It seems that a lot of users will upload video which is by default published with the default settings and thus is visible from the outside. Even if they change the settings fairly quickly, automated systems like ours will already know about the existence of that video.
There could be other reasons but this seems the most likely, especially as a video that is being uploaded can be published fairly swiftly.
[0] https://pex.com
[1] https://blog.pex.com/what-content-dominates-on-youtube-39081...
Even if it may not be illegal, at the very least it would seem un-ethical to link to private videos like this, and it would seem trivial for you to "re-scrape" your database every now and then to check whether any existing videos have changed from listed -> unlisted, and if they have, remove them.
I think a better approach for everyone involved would be to only store references to videos which were posted more than x minutes ago.

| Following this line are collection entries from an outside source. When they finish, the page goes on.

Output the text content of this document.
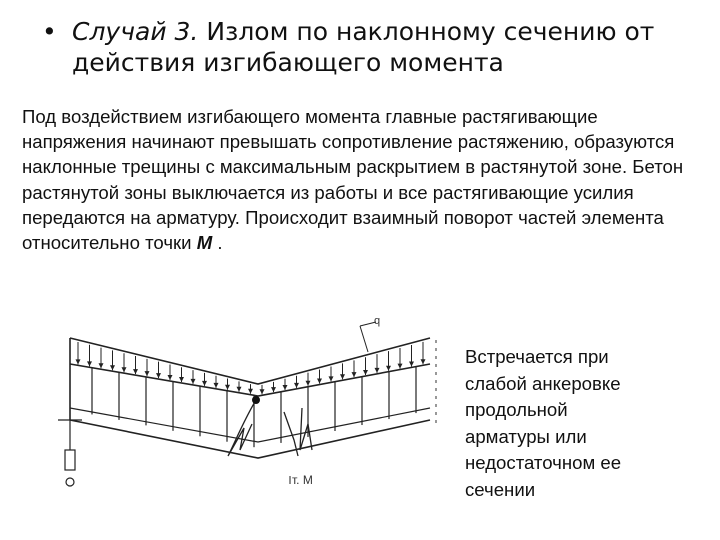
• Случай 3. Излом по наклонному сечению от
действия изгибающего момента
Под воздействием изгибающего момента главные растягивающие напряжения начинают превышать сопротивление растяжению, образуются наклонные трещины с максимальным раскрытием в растянутой зоне. Бетон растянутой зоны выключается из работы и все растягивающие усилия передаются на арматуру. Происходит взаимный поворот частей элемента относительно точки М .
q
т. М
Встречается при
слабой анкеровке
продольной
арматуры или
недостаточном ее
сечении
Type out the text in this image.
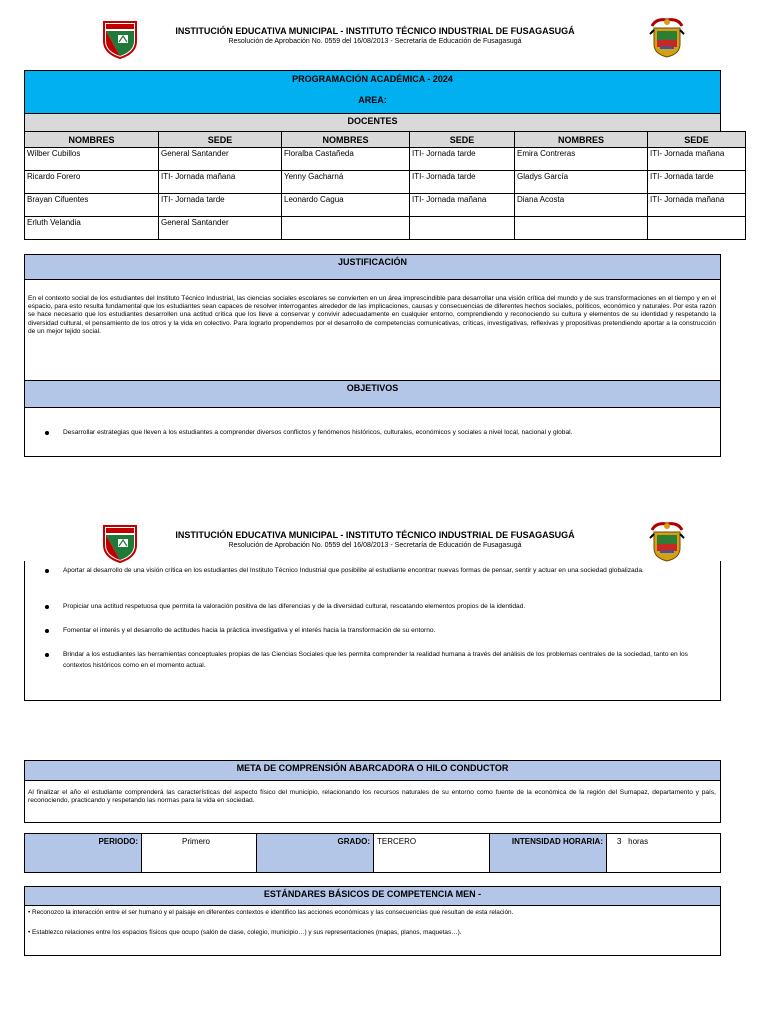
INSTITUCIÓN EDUCATIVA MUNICIPAL - INSTITUTO TÉCNICO INDUSTRIAL DE FUSAGASUGÁ
Resolución de Aprobación No. 0559 del 16/08/2013 - Secretaría de Educación de Fusagasugá
PROGRAMACIÓN ACADÉMICA - 2024
AREA:
DOCENTES
NOMBRES	SEDE	NOMBRES	SEDE	NOMBRES	SEDE
Wilber Cubillos	General Santander	Floralba Castañeda	ITI- Jornada tarde	Emira Contreras	ITI- Jornada mañana
Ricardo Forero	ITI- Jornada mañana	Yenny Gacharná	ITI- Jornada tarde	Gladys García	ITI- Jornada tarde
Brayan Cifuentes	ITI- Jornada tarde	Leonardo Cagua	ITI- Jornada mañana	Diana Acosta	ITI- Jornada mañana
Erluth Velandia	General Santander				
JUSTIFICACIÓN
En el contexto social de los estudiantes del Instituto Técnico Industrial, las ciencias sociales escolares se convierten en un área imprescindible para desarrollar una visión crítica del mundo y de sus transformaciones en el tiempo y en el espacio, para esto resulta fundamental que los estudiantes sean capaces de resolver interrogantes alrededor de las implicaciones, causas y consecuencias de diferentes hechos sociales, políticos, económico y naturales. Por esta razón se hace necesario que los estudiantes desarrollen una actitud crítica que los lleve a conservar y convivir adecuadamente en cualquier entorno, comprendiendo y reconociendo su cultura y elementos de su identidad y respetando la diversidad cultural, el pensamiento de los otros y la vida en colectivo. Para lograrlo propendemos por el desarrollo de competencias comunicativas, críticas, investigativas, reflexivas y propositivas pretendiendo aportar a la construcción de un mejor tejido social.
OBJETIVOS
Desarrollar estrategias que lleven a los estudiantes a comprender diversos conflictos y fenómenos históricos, culturales, económicos y sociales a nivel local, nacional y global.
INSTITUCIÓN EDUCATIVA MUNICIPAL - INSTITUTO TÉCNICO INDUSTRIAL DE FUSAGASUGÁ
Resolución de Aprobación No. 0559 del 16/08/2013 - Secretaría de Educación de Fusagasugá
Aportar al desarrollo de una visión crítica en los estudiantes del Instituto Técnico Industrial que posibilite al estudiante encontrar nuevas formas de pensar, sentir y actuar en una sociedad globalizada.
Propiciar una actitud respetuosa que permita la valoración positiva de las diferencias y de la diversidad cultural, rescatando elementos propios de la identidad.
Fomentar el interés y el desarrollo de actitudes hacia la práctica investigativa y el interés hacia la transformación de su entorno.
Brindar a los estudiantes las herramientas conceptuales propias de las Ciencias Sociales que les permita comprender la realidad humana a través del análisis de los problemas centrales de la sociedad, tanto en los contextos históricos como en el momento actual.
META DE COMPRENSIÓN ABARCADORA O HILO CONDUCTOR
Al finalizar el año el estudiante comprenderá las características del aspecto físico del municipio, relacionando los recursos naturales de su entorno como fuente de la económica de la región del Sumapaz, departamento y país, reconociendo, practicando y respetando las normas para la vida en sociedad.
PERIODO:	Primero	GRADO: TERCERO	INTENSIDAD HORARIA: 3   horas
ESTÁNDARES BÁSICOS DE COMPETENCIA MEN -
• Reconozco la interacción entre el ser humano y el paisaje en diferentes contextos e identifico las acciones económicas y las consecuencias que resultan de esta relación.
• Establezco relaciones entre los espacios físicos que ocupo (salón de clase, colegio, municipio…) y sus representaciones (mapas, planos, maquetas…).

I'm not sure if they have that information when scraping though.
>It seems that a lot of users will upload video which is by default published [and then they change it to private] //
So to avoid that sort of unexpected public-ing (ie publishing) only one extra scrape would be needed. Or, if they knew the period over which the setting was normally changed then they could just delay the scrape until most would have already been changed.
I imagine though, in part, the 'fun' is catching inadvertent publication and morality is no t considered.
Also I don't believe unlisted videos are considered to be private. There is a private setting which disallows for public to see such a video.
And finally, it's not very trivial to touch 5.5 billion videos often enough to see if any of those became unlisted.
It would beat the purpose of our service would we delay our identification, and it would actually require some significant engineering efforts in order to introduce such capabilities into our system with significant economical impact on our business.